Jesus introduz uma nova realidade. A fé não é acreditar na existência de um Deus que, de acordo com nossa vida terrena, nos receberá ou não após a morte, mas que possuímos a vida eterna a partir do momento em que acreditamos Nele. Assim, Ele se apresenta como o pão da vida. Um pão que nos alimenta hoje, que sustenta nossa esperança, que sacia nossa sede de justiça, convidando-nos a buscá-la e a abrir novos caminhos, um pão que é descoberto na fragilidade da dor daqueles que estão próximos a nós.

Jesus é o Pão da Vida que não é individual, mas compartilhado, que não dura um único dia, nem é um pão que nos ajuda a ser "melhores", a crescer pessoalmente. Ele é aquele pão que nos conduz por novos desafios de inclusão, de no fecharmos as possibilidades de mudar a realidade, um pão que não possuímos e que sempre nos convida a continuar caminhando.
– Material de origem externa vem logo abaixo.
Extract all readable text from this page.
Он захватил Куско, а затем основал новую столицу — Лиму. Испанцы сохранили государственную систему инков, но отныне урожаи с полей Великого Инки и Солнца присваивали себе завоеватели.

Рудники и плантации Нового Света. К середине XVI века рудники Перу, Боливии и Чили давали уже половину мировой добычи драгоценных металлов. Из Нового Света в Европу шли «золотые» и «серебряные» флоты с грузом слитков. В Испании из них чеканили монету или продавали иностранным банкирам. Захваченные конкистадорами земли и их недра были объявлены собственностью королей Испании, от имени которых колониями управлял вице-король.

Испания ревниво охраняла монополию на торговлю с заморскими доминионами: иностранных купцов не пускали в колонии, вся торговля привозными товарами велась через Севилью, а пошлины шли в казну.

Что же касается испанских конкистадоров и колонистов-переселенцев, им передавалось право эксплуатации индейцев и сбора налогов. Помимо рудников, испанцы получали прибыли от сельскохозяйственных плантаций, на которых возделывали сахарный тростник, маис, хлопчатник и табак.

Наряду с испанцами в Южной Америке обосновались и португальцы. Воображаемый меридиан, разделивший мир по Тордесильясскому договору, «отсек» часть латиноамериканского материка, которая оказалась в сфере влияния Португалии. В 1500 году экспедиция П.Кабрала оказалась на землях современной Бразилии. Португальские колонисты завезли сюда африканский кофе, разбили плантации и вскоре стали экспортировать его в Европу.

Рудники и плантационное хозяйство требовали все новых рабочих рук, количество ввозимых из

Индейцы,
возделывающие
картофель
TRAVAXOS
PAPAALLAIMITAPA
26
Esse pão é o próprio Jesus, em quem sempre encontraremos resposta e esperança ao caminharmos com ele.

Fazemos nosso o apelo do Papa Francisco que nos convida ao desafio de partilhar o pão da acolhida, da apertura, da inclusão: “A integração é cansativa, mas clarividente: prepara o futuro que, queiramos ou não, estarão juntos ou não; a assimilação, que não leva em conta as diferenças e permanece rígida nos seus próprios paradigmas, faz com que a ideia prevaleça sobre a realidade e compromete o futuro, aumentando as distâncias e provocando a guetização, que provoca o agravamento da hostilidade e da intolerância. Precisamos de fraternidade como pão. (Disponível em: “Quem arrisca a vida no mar não invade. A solução não é a rejeição, mas sim uma recepção justa na Europa”)
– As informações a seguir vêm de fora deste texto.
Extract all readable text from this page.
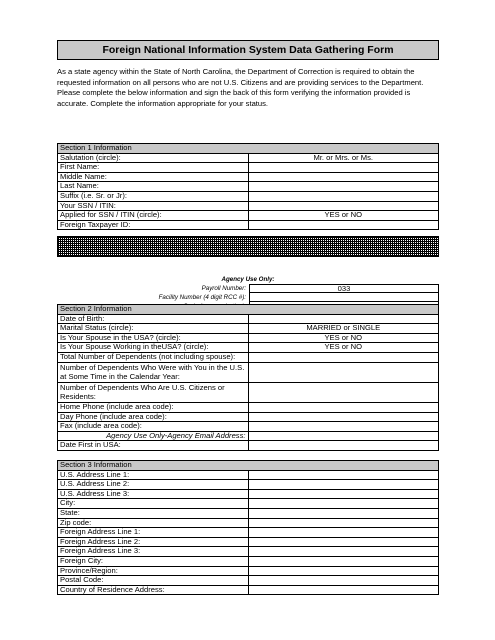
Foreign National Information System Data Gathering Form
As a state agency within the State of North Carolina, the Department of Correction is required to obtain the requested information on all persons who are not U.S. Citizens and are providing services to the Department. Please complete the below information and sign the back of this form verifying the information provided is accurate. Complete the information appropriate for your status.
Section 1 Information	
Salutation (circle):	Mr. or Mrs. or Ms.
First Name:	
Middle Name:	
Last Name:	
Suffix (i.e. Sr. or Jr):	
Your SSN / ITIN:	
Applied for SSN / ITIN (circle):	YES or NO
Foreign Taxpayer ID:	
Agency Use Only:
Payroll Number:	033
Facility Number (4 digit RCC #):
Section 2 Information	
Date of Birth:	
Marital Status (circle):	MARRIED or SINGLE
Is Your Spouse in the USA? (circle):	YES or NO
Is Your Spouse Working in theUSA? (circle):	YES or NO
Total Number of Dependents (not including spouse):	
Number of Dependents Who Were with You in the U.S. at Some Time in the Calendar Year:	
Number of Dependents Who Are U.S. Citizens or Residents:	
Home Phone (include area code):	
Day Phone (include area code):	
Fax (include area code):	
Agency Use Only-Agency Email Address:	
Date First in USA:	
Section 3 Information	
U.S. Address Line 1:	
U.S. Address Line 2:	
U.S. Address Line 3:	
City:	
State:	
Zip code:	
Foreign Address Line 1:	
Foreign Address Line 2:	
Foreign Address Line 3:	
Foreign City:	
Province/Region:	
Postal Code:	
Country of Residence Address:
Neste dia, pedimos a Jesus que sejamos capazes de reconhecer sua presença no pão que está ao nosso lado. Talvez não seja um pão atraente à vista, que precise ser moldado, cujo sabor nos seja desconhecido, mas ele traz consigo o aroma da eternidade que nasce toda vez que olhamos ao nosso redor e tentamos construir pontes de justiça e fraternidade.